For herds using AI, the success or failure of the breeding season is at least somewhat in your own hands. The farmer is in full control of both heat detection and the timing of AI.

As the season progresses, you will know if you are hitting the targets set out for the herd at the outset. If targets are not being met, you can intervene quite quickly to rectify the situation.

However, for herds not using AI, you have outsourced these important jobs to the stock bull. Unfortunately, his record keeping is not always up to scratch.

One in four bulls will be sub-fertile at some point in their lifetime. If this happens to your bull during this breeding season, when are you going to find out? If the answer is scanning time, then it is going to be a costly experience.

Keeping records

Timing is everything – the sooner you realise there is a problem, the sooner you can fix it.

Every day you herd cattle and see a cow bulling you should mark it in the calendar on your phone. Then if you see that cow bulling again, you will know that there is something up.

Many farms have an extended calving spread due to a problem with a bull at some point.

Tightening the spread

There are many benefits to a tighter calving period – less time spent in the calving shed, a more even batch of calves to sell and less bullying in the group, to name just a few.
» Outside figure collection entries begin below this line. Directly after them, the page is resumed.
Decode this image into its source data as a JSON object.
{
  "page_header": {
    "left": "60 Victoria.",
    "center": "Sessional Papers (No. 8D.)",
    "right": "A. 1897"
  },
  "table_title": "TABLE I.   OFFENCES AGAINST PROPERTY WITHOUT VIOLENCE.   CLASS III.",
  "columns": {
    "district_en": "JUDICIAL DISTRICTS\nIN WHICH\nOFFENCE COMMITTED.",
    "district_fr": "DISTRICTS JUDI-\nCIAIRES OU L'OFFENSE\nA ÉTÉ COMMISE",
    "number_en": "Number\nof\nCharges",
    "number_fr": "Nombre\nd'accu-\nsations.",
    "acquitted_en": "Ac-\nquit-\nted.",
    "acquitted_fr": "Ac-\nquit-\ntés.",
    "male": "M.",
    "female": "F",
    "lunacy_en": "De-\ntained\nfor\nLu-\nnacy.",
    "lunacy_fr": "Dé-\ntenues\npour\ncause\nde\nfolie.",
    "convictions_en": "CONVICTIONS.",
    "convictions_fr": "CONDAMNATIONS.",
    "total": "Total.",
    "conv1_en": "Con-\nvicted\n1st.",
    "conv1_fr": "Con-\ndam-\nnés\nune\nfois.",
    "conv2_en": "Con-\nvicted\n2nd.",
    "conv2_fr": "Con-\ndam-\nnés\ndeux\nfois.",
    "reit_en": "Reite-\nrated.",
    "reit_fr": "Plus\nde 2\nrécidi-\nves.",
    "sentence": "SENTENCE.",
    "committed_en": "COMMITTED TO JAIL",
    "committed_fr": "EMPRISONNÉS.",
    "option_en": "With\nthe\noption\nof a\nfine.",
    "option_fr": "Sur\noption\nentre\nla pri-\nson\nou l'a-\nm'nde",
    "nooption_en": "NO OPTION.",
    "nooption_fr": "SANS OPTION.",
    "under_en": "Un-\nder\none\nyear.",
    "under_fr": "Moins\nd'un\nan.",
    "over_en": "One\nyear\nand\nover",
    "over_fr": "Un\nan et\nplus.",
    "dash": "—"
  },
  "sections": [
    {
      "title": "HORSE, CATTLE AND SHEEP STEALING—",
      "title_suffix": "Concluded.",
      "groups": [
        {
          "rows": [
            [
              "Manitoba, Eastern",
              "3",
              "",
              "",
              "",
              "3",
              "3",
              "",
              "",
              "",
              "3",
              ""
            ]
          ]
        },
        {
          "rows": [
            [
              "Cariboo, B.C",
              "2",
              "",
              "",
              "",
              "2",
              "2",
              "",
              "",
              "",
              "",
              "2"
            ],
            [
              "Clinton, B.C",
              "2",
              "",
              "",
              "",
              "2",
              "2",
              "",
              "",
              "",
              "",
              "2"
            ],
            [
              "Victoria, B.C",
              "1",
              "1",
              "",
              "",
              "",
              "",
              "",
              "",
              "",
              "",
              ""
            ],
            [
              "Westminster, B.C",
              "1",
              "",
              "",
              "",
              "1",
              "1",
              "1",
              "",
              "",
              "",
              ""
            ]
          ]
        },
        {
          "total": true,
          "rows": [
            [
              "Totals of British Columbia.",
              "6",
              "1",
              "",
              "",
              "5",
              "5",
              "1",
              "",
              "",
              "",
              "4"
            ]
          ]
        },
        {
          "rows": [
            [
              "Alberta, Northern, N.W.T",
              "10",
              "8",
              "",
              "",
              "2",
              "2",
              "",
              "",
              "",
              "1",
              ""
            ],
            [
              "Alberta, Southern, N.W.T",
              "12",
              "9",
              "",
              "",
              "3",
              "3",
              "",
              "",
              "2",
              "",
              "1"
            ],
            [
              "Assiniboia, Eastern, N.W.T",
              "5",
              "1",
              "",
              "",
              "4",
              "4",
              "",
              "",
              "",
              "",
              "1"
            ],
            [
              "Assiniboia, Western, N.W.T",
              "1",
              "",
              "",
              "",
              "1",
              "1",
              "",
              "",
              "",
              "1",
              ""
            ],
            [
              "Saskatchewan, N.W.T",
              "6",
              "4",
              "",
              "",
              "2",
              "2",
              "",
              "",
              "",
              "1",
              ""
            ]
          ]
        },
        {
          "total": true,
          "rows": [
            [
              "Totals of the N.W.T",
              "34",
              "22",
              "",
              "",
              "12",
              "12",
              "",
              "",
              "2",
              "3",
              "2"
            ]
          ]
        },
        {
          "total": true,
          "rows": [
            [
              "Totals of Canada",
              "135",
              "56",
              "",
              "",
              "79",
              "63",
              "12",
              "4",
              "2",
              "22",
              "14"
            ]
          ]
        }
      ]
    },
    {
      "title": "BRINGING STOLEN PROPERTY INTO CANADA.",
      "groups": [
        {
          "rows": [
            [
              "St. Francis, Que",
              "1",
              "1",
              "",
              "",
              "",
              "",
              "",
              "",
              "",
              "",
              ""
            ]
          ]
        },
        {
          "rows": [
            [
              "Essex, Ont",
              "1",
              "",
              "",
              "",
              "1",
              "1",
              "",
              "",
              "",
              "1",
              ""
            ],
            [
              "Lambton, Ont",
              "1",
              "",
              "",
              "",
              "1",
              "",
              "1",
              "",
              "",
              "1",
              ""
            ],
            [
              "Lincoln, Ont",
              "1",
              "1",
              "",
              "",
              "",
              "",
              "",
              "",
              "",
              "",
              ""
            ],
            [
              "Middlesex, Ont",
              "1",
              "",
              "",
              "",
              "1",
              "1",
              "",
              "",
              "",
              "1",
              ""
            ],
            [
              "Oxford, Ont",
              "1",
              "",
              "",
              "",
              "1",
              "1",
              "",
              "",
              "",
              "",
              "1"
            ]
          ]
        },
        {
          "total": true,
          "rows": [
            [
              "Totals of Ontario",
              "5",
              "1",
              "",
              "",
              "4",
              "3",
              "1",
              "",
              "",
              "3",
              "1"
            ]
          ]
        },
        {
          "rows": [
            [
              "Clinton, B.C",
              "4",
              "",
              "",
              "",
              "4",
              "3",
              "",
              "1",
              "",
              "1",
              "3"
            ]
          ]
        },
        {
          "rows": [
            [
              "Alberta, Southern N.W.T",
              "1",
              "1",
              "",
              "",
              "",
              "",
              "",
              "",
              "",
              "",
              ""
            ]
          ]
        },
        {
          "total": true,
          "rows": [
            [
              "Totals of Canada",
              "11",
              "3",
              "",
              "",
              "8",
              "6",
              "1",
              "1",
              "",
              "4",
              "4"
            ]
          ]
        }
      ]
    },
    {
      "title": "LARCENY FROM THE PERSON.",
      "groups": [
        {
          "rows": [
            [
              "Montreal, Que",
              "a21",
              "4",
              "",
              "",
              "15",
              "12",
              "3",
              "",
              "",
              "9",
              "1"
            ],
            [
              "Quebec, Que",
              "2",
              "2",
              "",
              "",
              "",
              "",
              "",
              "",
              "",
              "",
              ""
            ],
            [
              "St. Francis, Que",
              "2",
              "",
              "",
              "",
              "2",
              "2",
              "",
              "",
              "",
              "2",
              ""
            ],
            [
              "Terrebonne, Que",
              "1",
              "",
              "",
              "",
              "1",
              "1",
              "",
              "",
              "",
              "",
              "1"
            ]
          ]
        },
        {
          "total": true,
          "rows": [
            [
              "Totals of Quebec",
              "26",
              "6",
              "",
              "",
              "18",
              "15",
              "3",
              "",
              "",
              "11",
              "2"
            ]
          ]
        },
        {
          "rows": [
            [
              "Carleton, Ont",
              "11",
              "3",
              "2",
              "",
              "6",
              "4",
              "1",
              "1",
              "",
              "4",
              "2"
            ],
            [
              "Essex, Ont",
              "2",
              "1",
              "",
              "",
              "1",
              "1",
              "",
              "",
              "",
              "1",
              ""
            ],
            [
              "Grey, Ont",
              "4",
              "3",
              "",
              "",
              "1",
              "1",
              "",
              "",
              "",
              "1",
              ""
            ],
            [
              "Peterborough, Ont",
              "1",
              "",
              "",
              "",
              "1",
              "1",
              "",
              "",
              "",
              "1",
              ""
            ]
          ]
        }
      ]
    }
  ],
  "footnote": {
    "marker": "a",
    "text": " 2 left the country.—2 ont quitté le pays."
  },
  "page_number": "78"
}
This is not something that you will fix in one year. Assess where your herd is at the moment and try to reduce this by a week to 10 days for next year.

If you are at 15 weeks this year, aim to have it at 12 weeks in two years and perhaps nine weeks in five years.

Obviously, there are many factors that affect how soon a cow will come bulling post-calving.

Calving ease is a big one. Cows that have a harder calving will be slower to come back bulling. Nutrition is another – cows need to be on a rising plane of nutrition between calving and the onset of breeding.

When breeding heifers, give them just six weeks with the bull – in this way you are constantly selecting for the most fertile animals in the herd. Over a five-year period you will make serious improvements in your herd fertility.